The Houses Diplomacy Built
Travelers associating the words “American embassy” only with lost passports and long lines are missing out. Judging from the 40-plus locations showcased in “Building Diplomacy: The Architecture of American Embassies” (Cornell University Press, $50), travel guides might be advised to list America’s foreign diplomatic centers under “Things to See.”
Los Angeles-based photographer Elizabeth Gill Lui got the idea for the project in 1991 while visiting the American ambassador’s residence in Moscow after an exhibition of her work in Latvia. “The building, which was erected in 1914, is in the style called New Empire, which resembles the palatial architecture of St. Petersburg [Russia],” says Lui, whose daughter, Keya Keita, collaborated on the effort and shot “Looking for America,” a documentary on the project available on DVD with a limited-edition version of the book. “The juxtaposition of this elegant pre-revolution building, with its American art collection, in the middle of Moscow, which at that time was near collapse, was so dramatic.”
After nearly 10 years and an intervening book on 20th century museum architecture, Lui in November of 2000 made the first of six embassy project trips—picking an area such as Asia or Africa and shooting there for six weeks to two months. She was fortified, she says, with a sign-off from then-Secretary of State Madeleine Albright and support from arts patron J. Landis Martin, chief executive of Timet, the world’s largest supplier of titanium whose projects include the Guggenheim in Bilbao, Spain, which Lui had shot for the museum book. The artist chose her subjects “based primarily on aesthetic diversity,” she says. “Some [embassies] are historical. Others were acquired by us after World War II. Others were built after 1983, when Beirut was bombed and the first security guidelines were instituted for the design of embassy buildings, such as fewer windows of smaller size. I wanted to do a fair representation. I also wanted to dispel the notion that all of our embassies are extravagant buildings. Some are very modest.”
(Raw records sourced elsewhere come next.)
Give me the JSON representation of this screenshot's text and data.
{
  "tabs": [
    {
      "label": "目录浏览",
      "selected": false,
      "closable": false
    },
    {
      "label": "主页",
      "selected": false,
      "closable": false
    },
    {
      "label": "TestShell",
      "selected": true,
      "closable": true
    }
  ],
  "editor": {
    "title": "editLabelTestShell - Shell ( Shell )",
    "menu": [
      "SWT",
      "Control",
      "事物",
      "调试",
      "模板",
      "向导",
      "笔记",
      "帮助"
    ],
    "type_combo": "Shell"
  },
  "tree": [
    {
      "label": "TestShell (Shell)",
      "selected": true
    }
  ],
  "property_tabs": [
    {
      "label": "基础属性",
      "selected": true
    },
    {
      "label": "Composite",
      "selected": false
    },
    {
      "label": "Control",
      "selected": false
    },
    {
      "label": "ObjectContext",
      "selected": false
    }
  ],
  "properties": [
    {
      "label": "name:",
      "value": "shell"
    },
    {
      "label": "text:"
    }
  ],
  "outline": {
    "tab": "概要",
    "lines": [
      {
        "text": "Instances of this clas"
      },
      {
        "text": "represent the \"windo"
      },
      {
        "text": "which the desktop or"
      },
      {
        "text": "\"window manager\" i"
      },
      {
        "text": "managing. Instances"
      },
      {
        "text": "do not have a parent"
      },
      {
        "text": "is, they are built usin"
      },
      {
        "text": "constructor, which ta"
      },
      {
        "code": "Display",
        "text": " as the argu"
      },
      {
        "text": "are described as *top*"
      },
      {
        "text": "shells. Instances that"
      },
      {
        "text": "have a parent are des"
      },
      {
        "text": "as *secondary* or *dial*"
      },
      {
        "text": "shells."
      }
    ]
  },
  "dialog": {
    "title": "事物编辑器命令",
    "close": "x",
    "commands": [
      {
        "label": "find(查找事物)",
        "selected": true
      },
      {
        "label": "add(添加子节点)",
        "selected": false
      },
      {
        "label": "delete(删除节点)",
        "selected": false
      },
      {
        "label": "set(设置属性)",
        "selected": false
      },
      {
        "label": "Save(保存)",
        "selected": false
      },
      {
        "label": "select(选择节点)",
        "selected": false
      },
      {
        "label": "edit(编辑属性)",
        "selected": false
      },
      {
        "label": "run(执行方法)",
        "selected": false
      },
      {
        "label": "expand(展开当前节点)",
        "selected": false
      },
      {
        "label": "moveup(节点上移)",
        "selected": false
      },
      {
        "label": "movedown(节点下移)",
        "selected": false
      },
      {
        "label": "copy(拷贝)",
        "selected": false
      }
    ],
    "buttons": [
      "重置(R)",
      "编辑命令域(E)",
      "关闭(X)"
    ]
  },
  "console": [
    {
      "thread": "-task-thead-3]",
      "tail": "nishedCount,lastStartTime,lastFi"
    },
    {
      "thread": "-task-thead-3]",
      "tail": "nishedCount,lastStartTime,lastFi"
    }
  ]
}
Lui photographed embassy residences as well as chanceries, the buildings where official day-to-day business takes place. Standouts among the latter include architect Eero Saarinen’s mid-century design in London and the Palazzo Margherita, a late 19th century palace in Rome with Giambologna’s celebrated Venus sculpture in the foyer. As for diplomatic residences, there are the white stucco digs of the ambassador in Tunisia, with its blue pool fronting the bluer Bay of Tunis, and the expansive living room of the ambassador’s residence in Tokyo, with its massive marble columns, antique furnishings and gold chandeliers.
Lui had just arrived in Paris for the third trip of the project when she heard reports of the 9/11 attacks. “I had doubts that I would be allowed to continue,” she says. But days later in the Netherlands, she photographed the U.S. Embassy at The Hague fronted by a sea of flower bouquets. For Lui, the project was more than a collection of architectural photographs. Her hope, she says, is that it will “really appeal to the American people to build a constituency for cultural diplomacy.”